Капитан Том не снизошел до ответа, с неприятной усмешкой он наблюдал за бегством незваных гостей и, едва последний из них сошел на берег, повернулся к матросам и велел им заняться грузом.

Бродяги бесславно отступали по берегу; первым шел Геррик, лицо его побагровело, колени тряслись, он был в бешенстве и близок к истерике. Он бросился на землю там же, под тем же пурау, где они мерзли в прошлую ночь, громко застонал и зарылся лицом в песок.

— Не говорите со мной, молчите! Я этого не вынесу! — вырвалось у него.

Двое других в замешательстве смотрели на него сверху.

— Чего это он там не вынесет? — сказал клерк. — Позавтракал, и ладно. Я так до сих пор облизываюсь.

Геррик поднял пылающее лицо с безумными глазами.

— Я не могу попрошайничать! — выкрикнул он пронзительно и снова повалился ничком.

— Пора с этим кончать, — проговорил капитан, вдохнув воздух сквозь сжатые зубы.

— А что, по-вашему, виден конец? — насмешливо фыркнул клерк.

— Для него конец недалек, можете на этот счет не сомневаться, — возразил капитан. — Вот что, — добавил он более веселым тоном, — вы тут дожидайтесь меня, а я пойду проведаю моего представителя.

Он повернулся на каблуках и раскачивающейся походкой моряка зашагал к городу.

Вернулся он приблизительно через полчаса. Клерк дремал сидя, прислонившись к дереву; Геррик в прежней позе лежал на песке. Нельзя было понять, спит он или нет.

— Эй, ребятки! — окликнул их капитан со своей обычной наигранной бодростью, от которой порой становилось больно. — У меня есть мысль. — И он показал почтовую бумагу, конверты с марками и карандаш. — Мы все можем послать домой письма с почтовой бригантиной. Консул позволил зайти к нему и надписать адреса чернилами.

— Что ж, все-таки что-то новое, — заметил клерк. — Мне это и в голову не приходило.

— Это вчерашняя болтовня о возвращении домой меня надоумила, — пояснил капитан.

— Ну, давайте, что ли, — сказал клерк. — Попробую и я. — И он отошел подальше, туда, где лежало каноэ.

Двое других остались под деревом. Они то начинали писать, то вымарывали написанное ранее; то сидели, уставившись на залив, покусывая кончик карандаша, а то переводили взгляд на клерка, который сидел в тени каноэ, упершись в него спиной, ухмылялся и кашлял, а карандаш его проворно летал по бумаге.

— Не могу, — вдруг сказал Геррик. — Духу не хватает.

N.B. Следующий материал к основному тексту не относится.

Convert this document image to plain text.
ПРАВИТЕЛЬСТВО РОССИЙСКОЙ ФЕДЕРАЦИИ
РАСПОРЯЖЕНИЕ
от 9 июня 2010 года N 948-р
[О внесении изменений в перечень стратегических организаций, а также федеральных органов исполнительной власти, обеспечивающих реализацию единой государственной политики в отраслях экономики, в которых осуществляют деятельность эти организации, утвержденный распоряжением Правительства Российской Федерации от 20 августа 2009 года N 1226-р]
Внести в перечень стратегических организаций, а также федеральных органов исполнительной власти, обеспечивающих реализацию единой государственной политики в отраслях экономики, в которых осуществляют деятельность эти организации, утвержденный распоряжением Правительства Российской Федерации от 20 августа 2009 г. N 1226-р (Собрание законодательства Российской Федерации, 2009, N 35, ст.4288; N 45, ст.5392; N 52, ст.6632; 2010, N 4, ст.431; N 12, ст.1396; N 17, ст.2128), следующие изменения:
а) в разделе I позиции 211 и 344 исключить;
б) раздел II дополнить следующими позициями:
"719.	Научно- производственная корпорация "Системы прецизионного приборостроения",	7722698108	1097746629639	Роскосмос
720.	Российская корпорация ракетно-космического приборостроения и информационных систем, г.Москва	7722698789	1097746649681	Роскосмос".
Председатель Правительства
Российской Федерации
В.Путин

— Послушайте, — сказал капитан с непривычной серьезностью, — может, и трудно писать, да еще неправду, знает Бог — трудно. Но так будет честнее. Что вам стоит написать, что вы здоровы и счастливы, но, к сожалению, не можете послать денег с этой почтой. Если не напишете так, то я вам скажу, как это называется: это будет чистейшей воды скотство.

— Легко говорить, — возразил Геррик. — Я вижу, вы и сами не очень-то много написали.

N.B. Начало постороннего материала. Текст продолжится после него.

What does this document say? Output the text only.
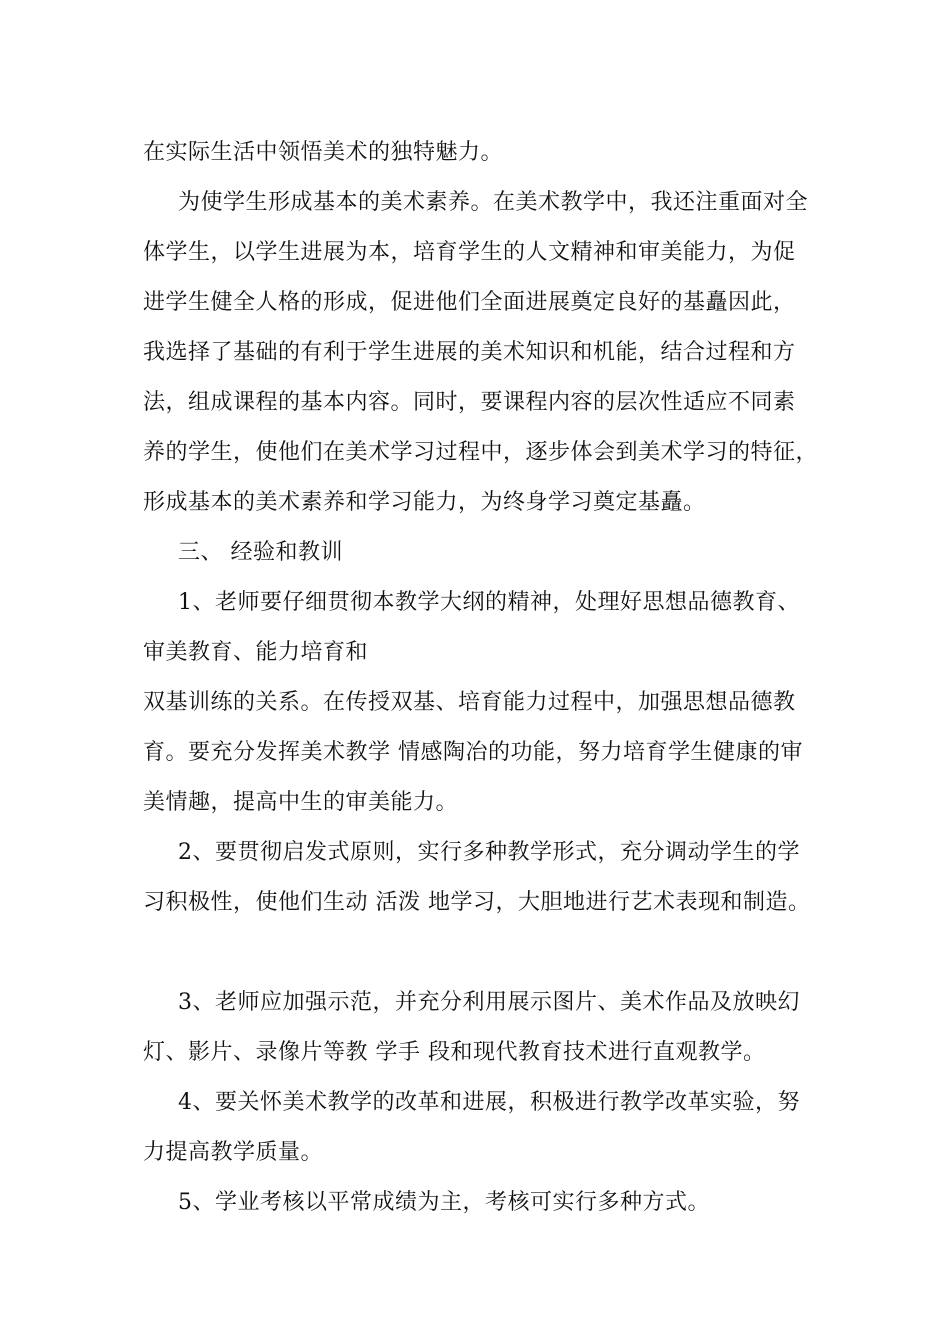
在实际生活中领悟美术的独特魅力。
为使学生形成基本的美术素养。在美术教学中，我还注重面对全
体学生，以学生进展为本，培育学生的人文精神和审美能力，为促
进学生健全人格的形成，促进他们全面进展奠定良好的基矗因此，
我选择了基础的有利于学生进展的美术知识和机能，结合过程和方
法，组成课程的基本内容。同时，要课程内容的层次性适应不同素
养的学生，使他们在美术学习过程中，逐步体会到美术学习的特征，
形成基本的美术素养和学习能力，为终身学习奠定基矗。
三、 经验和教训
1、老师要仔细贯彻本教学大纲的精神，处理好思想品德教育、
审美教育、能力培育和
双基训练的关系。在传授双基、培育能力过程中，加强思想品德教
育。要充分发挥美术教学 情感陶冶的功能，努力培育学生健康的审
美情趣，提高中生的审美能力。
2、要贯彻启发式原则，实行多种教学形式，充分调动学生的学
习积极性，使他们生动 活泼 地学习，大胆地进行艺术表现和制造。
3、老师应加强示范，并充分利用展示图片、美术作品及放映幻
灯、影片、录像片等教 学手 段和现代教育技术进行直观教学。
4、要关怀美术教学的改革和进展，积极进行教学改革实验，努
力提高教学质量。
5、学业考核以平常成绩为主，考核可实行多种方式。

— При чем тут я? — вырвалось у капитана. Голос его был не громче шепота, но очень взволнованный. — Что вы обо мне знаете? Если бы вы командовали лучшим барком, какой выходил из Портленда, если бы вы валялись пьяный на койке, когда барк налетел на рифы в Группе четырнадцати островов, и, вместо того чтобы там остаться и потонуть, вылезли бы на палубу, и отдавали пьяные распоряжения, и загубили бы шесть душ, тогда бы вы имели право говорить! Вот так, — сказал он уже спокойнее, — такова моя история, теперь вы ее знаете. Недурно для отца семейства. Погибли пятеро мужчин и одна женщина. Да, на борту находилась женщина, хотя ей нечего там было делать. Наверное, я отправил ее прямо в ад, если есть такое место. Домой я так и не показал глаз, жена с малышами переехала в Англию к своему отцу. Даже не знаю, что с ними, — добавил он с горечью.

— Благодарю вас, капитан, — сказал Геррик. — Вы мне теперь еще симпатичнее.

Отводя глаза, они коротко и крепко пожали друг другу руки, и нежность переполнила их сердца.

— Итак, ребятки, снова за вранье! — сказал капитан.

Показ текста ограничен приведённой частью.